This past week, I’ve been doing another guest stint at the Center for Applied Rationality as a teacher and the Prediction Markets Mistress. When I design and run prediction markers, I try to be pretty careful to avoid perverse incentives (that’s why the marker on whether a randomly chosen participant had ever broken a bone specified that I would only count bones broken before the beginning of the workshop).
But it turns out one Game of Thrones-related market I created sparked a series of stratagems well worthy of Westeros. (Or, well, a version of Westeros where violence wasn’t on the table). In honor of the Season Four finale tomorrow, I’ve written up the whole story at the CFAR blog.
At each of our workshops, we run prediction market games throughout the weekend, which are a chance for participants to check their credence and practice updating their beliefs based on new evidence. When one of the participants suggested a Game of Thrones-themed market at our June workshop in Berkeley, I was happy to acquiesce.

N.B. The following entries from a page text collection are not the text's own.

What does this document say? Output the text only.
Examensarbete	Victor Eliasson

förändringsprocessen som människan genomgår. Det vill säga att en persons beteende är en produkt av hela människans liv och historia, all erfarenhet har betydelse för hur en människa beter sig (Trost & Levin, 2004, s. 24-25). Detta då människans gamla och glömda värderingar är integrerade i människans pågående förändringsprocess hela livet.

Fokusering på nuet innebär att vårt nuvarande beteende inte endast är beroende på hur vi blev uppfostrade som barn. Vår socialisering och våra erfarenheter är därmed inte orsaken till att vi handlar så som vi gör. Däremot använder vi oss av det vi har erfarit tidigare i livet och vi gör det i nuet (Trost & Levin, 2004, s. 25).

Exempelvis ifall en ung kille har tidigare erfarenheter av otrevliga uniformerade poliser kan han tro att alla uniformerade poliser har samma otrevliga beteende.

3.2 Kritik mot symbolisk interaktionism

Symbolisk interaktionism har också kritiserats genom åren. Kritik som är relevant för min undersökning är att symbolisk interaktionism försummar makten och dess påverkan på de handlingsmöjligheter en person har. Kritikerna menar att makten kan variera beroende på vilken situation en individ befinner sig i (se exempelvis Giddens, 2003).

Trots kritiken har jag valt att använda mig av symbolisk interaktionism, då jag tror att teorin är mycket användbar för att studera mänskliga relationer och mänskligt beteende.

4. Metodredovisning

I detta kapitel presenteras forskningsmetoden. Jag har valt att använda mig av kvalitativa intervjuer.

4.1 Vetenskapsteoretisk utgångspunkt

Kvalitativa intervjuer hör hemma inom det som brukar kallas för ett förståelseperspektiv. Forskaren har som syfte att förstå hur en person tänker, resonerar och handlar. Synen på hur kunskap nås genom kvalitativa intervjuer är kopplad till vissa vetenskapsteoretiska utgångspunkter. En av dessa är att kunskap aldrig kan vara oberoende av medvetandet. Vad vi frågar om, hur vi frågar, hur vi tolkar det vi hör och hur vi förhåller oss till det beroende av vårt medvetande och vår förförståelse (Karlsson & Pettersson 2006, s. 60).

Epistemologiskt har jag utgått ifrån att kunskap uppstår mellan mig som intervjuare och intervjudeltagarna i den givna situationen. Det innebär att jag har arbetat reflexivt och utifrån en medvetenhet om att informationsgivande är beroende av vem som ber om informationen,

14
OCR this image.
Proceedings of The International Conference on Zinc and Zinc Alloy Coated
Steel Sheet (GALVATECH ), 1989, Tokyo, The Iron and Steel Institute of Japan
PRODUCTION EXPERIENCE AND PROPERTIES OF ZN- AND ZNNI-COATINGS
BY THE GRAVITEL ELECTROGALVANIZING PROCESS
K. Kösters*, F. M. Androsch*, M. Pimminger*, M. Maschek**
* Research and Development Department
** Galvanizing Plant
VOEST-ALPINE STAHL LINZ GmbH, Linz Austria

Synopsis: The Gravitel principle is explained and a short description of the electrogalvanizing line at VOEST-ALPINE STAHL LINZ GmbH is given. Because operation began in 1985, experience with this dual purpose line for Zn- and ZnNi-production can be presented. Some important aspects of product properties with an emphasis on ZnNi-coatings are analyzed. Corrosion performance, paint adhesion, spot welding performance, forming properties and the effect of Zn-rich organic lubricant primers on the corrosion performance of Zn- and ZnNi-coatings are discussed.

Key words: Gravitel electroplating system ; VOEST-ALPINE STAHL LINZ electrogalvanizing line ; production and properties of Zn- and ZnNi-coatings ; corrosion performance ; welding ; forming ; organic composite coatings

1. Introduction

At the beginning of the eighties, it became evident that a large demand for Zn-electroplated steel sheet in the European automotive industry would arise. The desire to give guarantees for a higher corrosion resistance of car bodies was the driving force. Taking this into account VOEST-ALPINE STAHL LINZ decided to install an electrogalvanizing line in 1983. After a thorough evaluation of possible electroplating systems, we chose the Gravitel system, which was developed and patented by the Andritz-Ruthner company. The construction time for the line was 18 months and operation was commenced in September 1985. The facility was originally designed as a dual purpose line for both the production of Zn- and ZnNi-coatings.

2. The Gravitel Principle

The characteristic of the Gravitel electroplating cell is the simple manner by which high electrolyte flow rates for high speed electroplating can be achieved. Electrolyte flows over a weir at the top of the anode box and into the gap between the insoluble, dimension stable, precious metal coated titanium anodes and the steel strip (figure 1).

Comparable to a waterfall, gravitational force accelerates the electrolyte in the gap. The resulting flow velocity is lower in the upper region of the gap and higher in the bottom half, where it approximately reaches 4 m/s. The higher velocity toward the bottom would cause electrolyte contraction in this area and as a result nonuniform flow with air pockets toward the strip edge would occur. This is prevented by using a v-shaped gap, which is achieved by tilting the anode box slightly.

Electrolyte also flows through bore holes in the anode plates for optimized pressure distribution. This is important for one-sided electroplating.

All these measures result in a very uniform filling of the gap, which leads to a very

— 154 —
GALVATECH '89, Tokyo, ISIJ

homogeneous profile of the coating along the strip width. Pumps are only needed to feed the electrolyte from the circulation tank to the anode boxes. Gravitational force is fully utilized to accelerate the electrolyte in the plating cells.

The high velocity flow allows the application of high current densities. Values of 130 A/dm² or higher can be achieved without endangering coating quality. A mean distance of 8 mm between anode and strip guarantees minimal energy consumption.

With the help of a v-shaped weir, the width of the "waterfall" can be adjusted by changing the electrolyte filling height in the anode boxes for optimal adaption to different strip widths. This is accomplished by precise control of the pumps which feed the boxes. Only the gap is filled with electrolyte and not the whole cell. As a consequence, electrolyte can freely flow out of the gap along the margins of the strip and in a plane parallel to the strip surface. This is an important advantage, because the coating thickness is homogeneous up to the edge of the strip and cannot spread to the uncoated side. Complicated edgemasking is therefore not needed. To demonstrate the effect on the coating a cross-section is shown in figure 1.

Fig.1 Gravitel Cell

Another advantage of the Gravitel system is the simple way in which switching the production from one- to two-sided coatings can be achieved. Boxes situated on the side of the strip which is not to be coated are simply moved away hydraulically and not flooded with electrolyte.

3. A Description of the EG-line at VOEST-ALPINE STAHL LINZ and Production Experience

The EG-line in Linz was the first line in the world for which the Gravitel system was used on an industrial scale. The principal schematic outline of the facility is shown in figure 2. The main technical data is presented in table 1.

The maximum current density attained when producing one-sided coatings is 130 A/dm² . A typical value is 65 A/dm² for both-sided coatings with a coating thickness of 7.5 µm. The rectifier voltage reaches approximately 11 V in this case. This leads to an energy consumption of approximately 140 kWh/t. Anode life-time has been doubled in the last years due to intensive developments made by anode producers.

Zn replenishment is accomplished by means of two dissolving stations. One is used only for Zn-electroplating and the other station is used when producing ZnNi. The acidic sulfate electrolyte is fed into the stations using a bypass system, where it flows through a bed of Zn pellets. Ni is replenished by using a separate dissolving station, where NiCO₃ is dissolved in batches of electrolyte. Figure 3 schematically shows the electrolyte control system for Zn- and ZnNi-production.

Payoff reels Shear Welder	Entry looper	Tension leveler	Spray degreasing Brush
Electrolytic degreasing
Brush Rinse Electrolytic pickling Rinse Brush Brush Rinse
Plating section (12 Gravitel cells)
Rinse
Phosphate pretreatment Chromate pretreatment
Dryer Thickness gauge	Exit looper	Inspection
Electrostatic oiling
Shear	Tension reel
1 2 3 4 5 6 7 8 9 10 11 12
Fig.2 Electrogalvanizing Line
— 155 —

Betting on how likely our group was to be able to name five houses from Game of Thrones seemed like it would underscore the lessons of two of our classes. There was, naturally, our session on Bayes, which could help guide the bettors’ beliefs, as they checked in with each other about whether they watched the show or read the books. But, at this workshop, we were also debuting a class on mnemonics, so I thought that this bet might give people a fun use-case for the skills they’d just acquired.
And, indeed, one of the participants put up a list of Game of Thrones houses, and started trying to build a coalition to design and teach mnemonics to the rest of the group.
But the people who had shorted the market also had access to markers and paper, and, soon, just as in Westeros, there was a proliferation of pretenders.